The Motley Bodhisattva: Patron for those who Walk Between Religions

The Motley Bodhisattva: Patron for those who Walk Between Religions November 25, 2022




The Motley Bodhisattva

by John Ching Hsiung Wu

(I was taken with this brief article in John Wu’s Golden Age of Zen. It offers a taste of the teacher Fudaishi. He is credited with the invention (some articles make sure we understand this is highly unlikely) of a library table for ease of access to the Tripitaka. In Buddhist mythology he becomes the patron and protector of libraries.

He was a householder practitioner and a master of the Way. The anecdote about the sermon is captured as case 13 in the Blue Cliff Record. And those who follow the Harada Yasutani koan curriculum will see several of the brief cases in the Miscellaneous collection in his verses.

Zen, of course, is a Buddhist school. And. But. There are are two other facts on the ground. One is that Zen emerges in a culture with rich religious traditions, Taoism and Confucianism. And we can see the influences of these traditions, Confucianism with Zen’s emphasis on lineage, and Taoism with Zen’s development of koans. For instance.

Another is that Zen ultimately is not owned by any religion. The word Zen, Chan in Chinese, means meditation, and Zen is a Buddhist school emphasizing meditation. And Zen colloquially is understood as awakening. Awakening takes specific forms, but isn’t actually too particular as to what those forms must be. The rise of Jewish and Christian Zen masters in the West arguing that point rather forcefully.

So, in honor of the mess, and for those who for various reasons find themselves inbetween, this little offering…


The Bodhisattva Shan-hui, better known as Fu Ta-shih, born in 497, was one of the most extraordinary figures in Buddhism and an important precursor of the School of Zen. Once he was invited by Emperor Wu of Liang (who reigned from 502 to 549) to give a lecture on the Diamond Sutra. No sooner had he ascended to the platform than he rapped the table with his rod and descended. The poor emperor was simply lost in amazement. Yet Shan-hui asked, “Does Your Majesty understand?” “I don’t understand at all,” replied the emperor. “But the Ta-shih has already finished his sermon!” Shan-hui remarked.

On another occasion, as Shan-hui was delivering a sermon, the emperor arrived, and the whole community rose to show their respect. Only Shan-hui remained seated without any motion. Somebody took him to task, saying, “Why don’t you stand up when His Majesty has come?” Shan-hui said, “If the realm of the Dharma is unsettled, the whole world would lose its peace.”

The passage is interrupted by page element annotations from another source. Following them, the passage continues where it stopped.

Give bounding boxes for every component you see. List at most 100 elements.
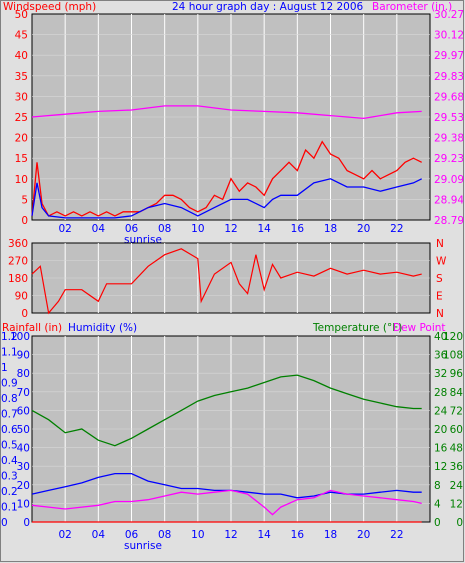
y-tick-label: 96 [450, 368, 464, 380]
y-tick-label: 5 [21, 194, 28, 206]
y-tick-label: 29.09 [434, 174, 464, 186]
y-tick-label: 0.8 [1, 393, 18, 405]
x-tick-label: 16 [291, 223, 305, 235]
y-tick-label: 40 [15, 50, 28, 62]
x-tick-label: 08 [158, 529, 171, 541]
y-tick-label: 60 [17, 405, 30, 417]
y-tick-label: 25 [15, 112, 28, 124]
y-tick-label: 0.3 [1, 471, 18, 483]
y-tick-label: 0 [434, 517, 441, 529]
y-tick-label: S [436, 273, 443, 285]
x-tick-label: 06 [125, 223, 139, 235]
y-tick-label: 4 [434, 498, 441, 510]
y-tick-label: 0.2 [1, 486, 18, 498]
series-line [31, 248, 422, 315]
y-tick-label: 84 [450, 387, 464, 399]
x-tick-label: 10 [191, 529, 204, 541]
x-tick-label: 08 [158, 223, 171, 235]
y-tick-label: 0 [21, 215, 28, 227]
x-tick-label: 02 [58, 529, 71, 541]
series-line [31, 374, 422, 447]
series-line [31, 140, 422, 217]
y-tick-label: 120 [443, 331, 463, 343]
wind-baro-x-ticks: 02 04 06 08 10 12 14 16 18 20 22 [58, 223, 403, 235]
y-tick-label: 0 [1, 517, 8, 529]
x-tick-label: 22 [390, 529, 403, 541]
y-tick-label: 108 [443, 350, 463, 362]
x-tick-label: 06 [125, 529, 139, 541]
y-tick-label: 29.97 [434, 50, 464, 62]
y-tick-label: 90 [15, 291, 28, 303]
x-tick-label: 14 [257, 529, 271, 541]
x-tick-label: 12 [224, 223, 237, 235]
y-tick-label: 10 [17, 498, 30, 510]
y-tick-label: 30 [17, 461, 30, 473]
y-tick-label: 40 [434, 331, 447, 343]
rain-humidity-temp-series [31, 374, 422, 523]
x-tick-label: 12 [224, 529, 237, 541]
y-tick-label: 28.79 [434, 215, 464, 227]
y-tick-label: 1.2 [1, 331, 18, 343]
y-tick-label: 24 [434, 405, 448, 417]
x-tick-label: 18 [324, 529, 337, 541]
windspeed-axis-label: Windspeed (mph) [3, 1, 96, 13]
y-tick-label: 0.9 [1, 378, 18, 390]
barometer-ticks: 30.27 30.12 29.97 29.83 29.68 29.53 29.38 29.23… [434, 9, 464, 227]
y-tick-label: 15 [15, 153, 28, 165]
wind-baro-series [31, 105, 422, 219]
y-tick-label: 270 [8, 256, 28, 268]
y-tick-label: 70 [17, 387, 30, 399]
wind-direction-series [31, 248, 422, 315]
humidity-axis-label: Humidity (%) [68, 322, 137, 334]
y-tick-label: 48 [450, 443, 463, 455]
y-tick-label: 0.4 [1, 455, 18, 467]
y-tick-label: 1.1 [1, 347, 18, 359]
wind-direction-degree-ticks: 360 270 180 90 0 [8, 238, 28, 320]
wind-baro-grid [32, 14, 430, 220]
sunrise-label-bottom: sunrise [124, 540, 162, 552]
y-tick-label: 180 [8, 273, 28, 285]
y-tick-label: 32 [434, 368, 447, 380]
y-tick-label: 0 [21, 308, 28, 320]
y-tick-label: 29.38 [434, 133, 464, 145]
y-tick-label: 30 [15, 91, 28, 103]
y-tick-label: 36 [434, 350, 448, 362]
x-tick-label: 04 [92, 529, 106, 541]
y-tick-label: 12 [450, 498, 463, 510]
y-tick-label: 28 [434, 387, 447, 399]
y-tick-label: 29.83 [434, 71, 464, 83]
y-tick-label: 72 [450, 405, 463, 417]
y-tick-label: 12 [434, 461, 447, 473]
y-tick-label: 90 [17, 350, 30, 362]
y-tick-label: 0.6 [1, 424, 18, 436]
y-tick-label: 29.53 [434, 112, 464, 124]
y-tick-label: 16 [434, 443, 448, 455]
x-tick-label: 10 [191, 223, 204, 235]
rain-humidity-temp-x-ticks: 02 04 06 08 10 12 14 16 18 20 22 [58, 529, 403, 541]
x-tick-label: 18 [324, 223, 337, 235]
rain-humidity-temp-grid [32, 336, 430, 522]
y-tick-label: 30.27 [434, 9, 464, 21]
y-tick-label: 360 [8, 238, 28, 250]
x-tick-label: 20 [357, 223, 370, 235]
dewpoint-axis-label: Dew Point [393, 322, 446, 334]
y-tick-label: 20 [17, 480, 30, 492]
y-tick-label: 100 [10, 331, 30, 343]
barometer-axis-label: Barometer (in.) [372, 1, 452, 13]
x-tick-label: 16 [291, 529, 305, 541]
x-tick-label: 20 [357, 529, 370, 541]
series-line [31, 105, 422, 120]
y-tick-label: 0 [456, 517, 463, 529]
wind-direction-grid [32, 243, 430, 313]
y-tick-label: 0.5 [1, 440, 18, 452]
x-tick-label: 04 [92, 223, 106, 235]
y-tick-label: E [436, 291, 443, 303]
temperature-axis-label: Temperature (°F) [312, 322, 402, 334]
y-tick-label: 20 [434, 424, 447, 436]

One day, wearing a Buddhist cassock, a Taoist cap, and Confucian shoes, Shan-hui came into the court. The emperor, amused by the motley attire, asked, “Are you a Buddhist monk?” Shan-hui pointed at his cap. “Are you then a Taoist priest?” Shan-hui pointed to his shoes. “So, you are a man of the world?” Shan-hui pointed to his cassock.

Shan-hui is said to have improvised a couplet on the occasion:

道冠儒履佛袈裟 With a Taoist cap, a Buddhist cassock, and a pair of Confucian shoes,
會成三家作一家 I have harmonized three houses into one big family!

If, as Suzuki so well says, Zen is the “synthesis of Taoism, Confucianism, and Buddhism applied to our daily life as we live it,” the tendency was already prefigured in Fu Ta-shih.

Two gathas from Fu Ta-shih have been frequently quoted by Zen masters. One reads:

空手把鉏頭 Empty-handed, I hold a hoe.
步行騎水牛 Walking on foot, I ride a buffalo.
人在橋上過 Passing over a bridge, I see
橋流水不流 The bridge flow, but not the water.

The other reads:

有 物先天地 Something there is, prior to heaven and earth,
無形本寂寥 Without form, without sound, all alone by itself.
能 爲萬象主 It has the power to control all the changing things;
不逐四時凋 Yet it changes not in the course of the four seasons.


Chapter XIV/26. In: The Golden Age of Zen, Taipei: The National War College in co-operation with The Committee on the Compilation of the Chinese Library, 1967, pp. 253-254.